The major problem I've had since I left home for college when I was eighteen is whether or not I should move back to good ol' Mississip after I'm finished with all this schooling. My parents expect that I'll return and live down the road and teach at the high school and eat out at the Mexican restaurants with them 2-3 evenings a week, especially my dad. That man was put on this earth to be a father--it's what he does best--and he has felt terribly outside himself for the past five years because my older brother and I both moved away from home within weeks of each other. I went first, by the way.
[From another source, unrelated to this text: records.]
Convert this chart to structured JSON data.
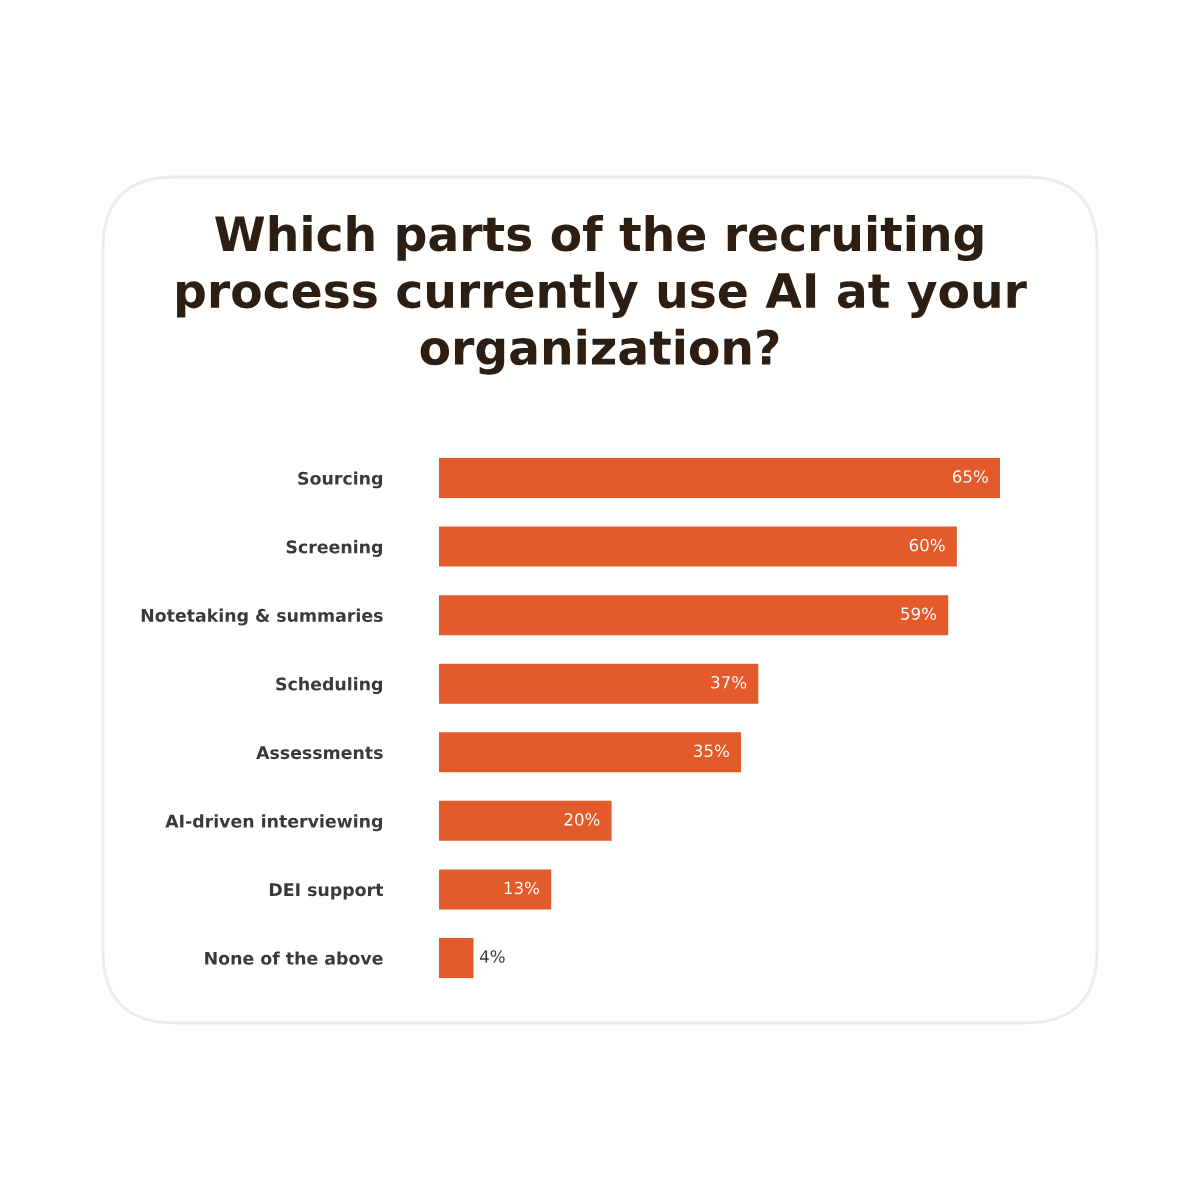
{
  "chart_data": {
    "type": "bar",
    "orientation": "horizontal",
    "title": "Which parts of the recruiting\nprocess currently use AI at your\norganization?",
    "categories": [
      "Sourcing",
      "Screening",
      "Notetaking & summaries",
      "Scheduling",
      "Assessments",
      "AI-driven interviewing",
      "DEI support",
      "None of the above"
    ],
    "values": [
      65,
      60,
      59,
      37,
      35,
      20,
      13,
      4
    ],
    "value_labels": [
      "65%",
      "60%",
      "59%",
      "37%",
      "35%",
      "20%",
      "13%",
      "4%"
    ],
    "color": "#e35a2b",
    "grid": false,
    "legend": false
  }
}
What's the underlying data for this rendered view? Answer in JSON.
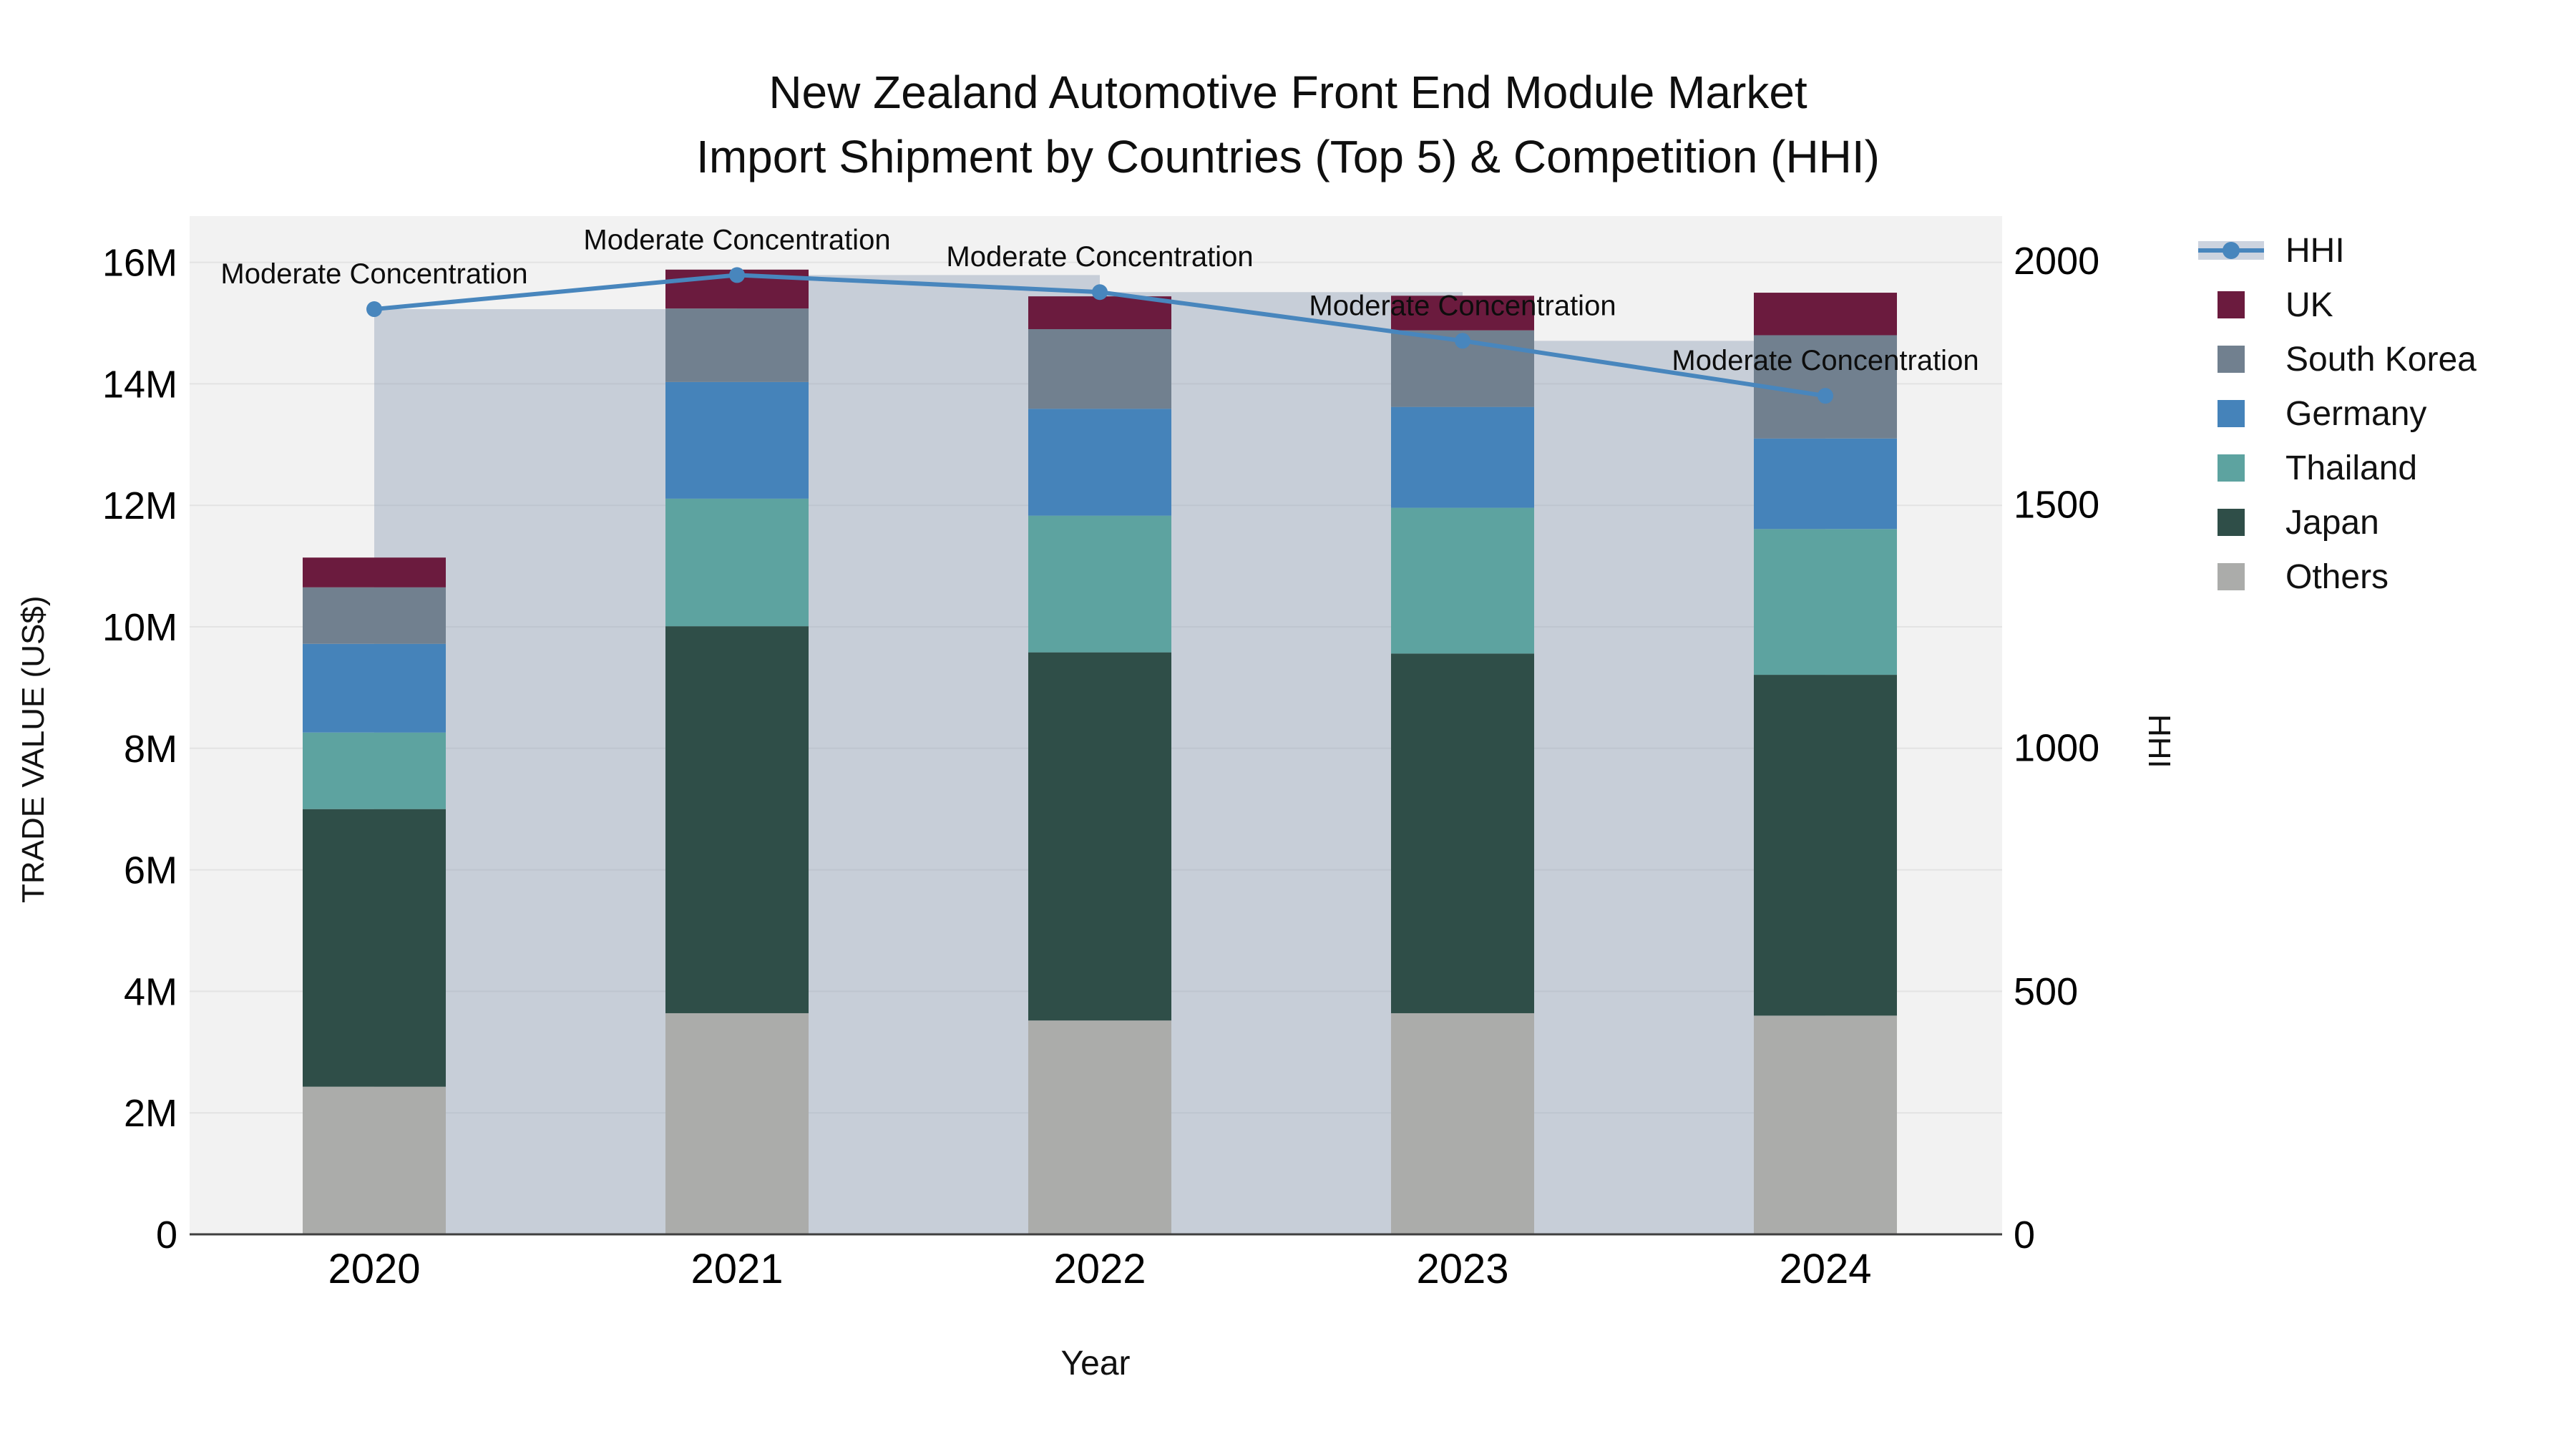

I'm always torn on what to do. After a trip home, I'm either gung ho about getting back there or chomping at the bit to leave and never return. It depends on how good of a time I had. For me, going home is like going on vacation. For however long I'm there, I don't have to do anything short of hauling some wood for my grandmother and washing my own clothes. I hook back up with my high school partners in crime, eat out on Daddy's dime, and snooze and laze around watching cable t.v. Sometimes so much idle time is a dream come true for me. As an undergrad, when I lived much closer to home than I do now, I'd run home for a weekend in the midst of mid terms or room mate fights just to have a break from my "real" life. Momma and Daddy are always so excited to see me they don't know what to do with themselves, and like any good family man, I love making the parents happy. And being lavished upon.
However, home can put me in a glut, and sometimes I feel like I'm falling back into a hole of deep water I'd just managed to crawl out of. Being a bum is only worthwhile for a week or so.
This past weekend was a good one at home. I went back to see my brother and attend a family reunion, where I played with my cousins' babies and prayed to sweet, merciful Jesus that my aunt would not fight the lady at the park whose son bit my cousin on the swing set. I was sweating for a moment, because my aunt and all her brood like to throw down at a hat's drop, but cousin Vanessa's preacher husband calmed everyone down in his diplomatic way and we were spared a police citation, at least for this reunion.
I stayed out much too late with some of the old crew and swam in the shallow end in the wee hours of the morning with no clothes on. I took long think-walks around the new neighborhood that's going up by ours, played with the new beagle puppies, shopped at the dollar stores, and thoroughly enjoyed the hometown experience.
I'm still not sure what to tell friends and family when confronted with the most daunting of all questions: Are you planning on coming back home after you graduate? Honestly, a very large part of my decision to go on to graduate school came from being unable and unwilling to answer that particular question. I strategically applied to schools that were at least six hours from home so I could have a bit more time and space to make up my mind about where home fits into my future. Well, I'm halfway done with my two year by, and I still don't know what I want to do. The problem is, I fall in love with every place I live after a while. I love East Tennessee, and I would settle down here in a heartbeat. Same thing happened to me and Central Arkansas. We were deeply in love for four good years, and I'd still give her the time of day if the cards so fell that way. But home--where my family is, where my roots are--that's a tough place to leave. It's even tougher to go back once you've gotten out, at least in my opinion.
Maybe North Mississippi will be my vacation home. I mean, that's what it has become for me pretty much at this point. Or maybe I will apply for jobs in the area this time next year, and look into living situations. Oh, if only I had more time to be indecisive.
In other news, I'm being published! A poem I've re-written and re-titled several times has been selected, in it's 2nd incarnation, for publication in the Knoxville Writers' Guild anthology, Outscapes: Writings on Fences and Frontiers. This version of the poem is called "Wheeling and Dealing," but its heavily edited, most recent rendition is called "Working Man's Blues." I'm going to send it out, too. It is a different poem, after all.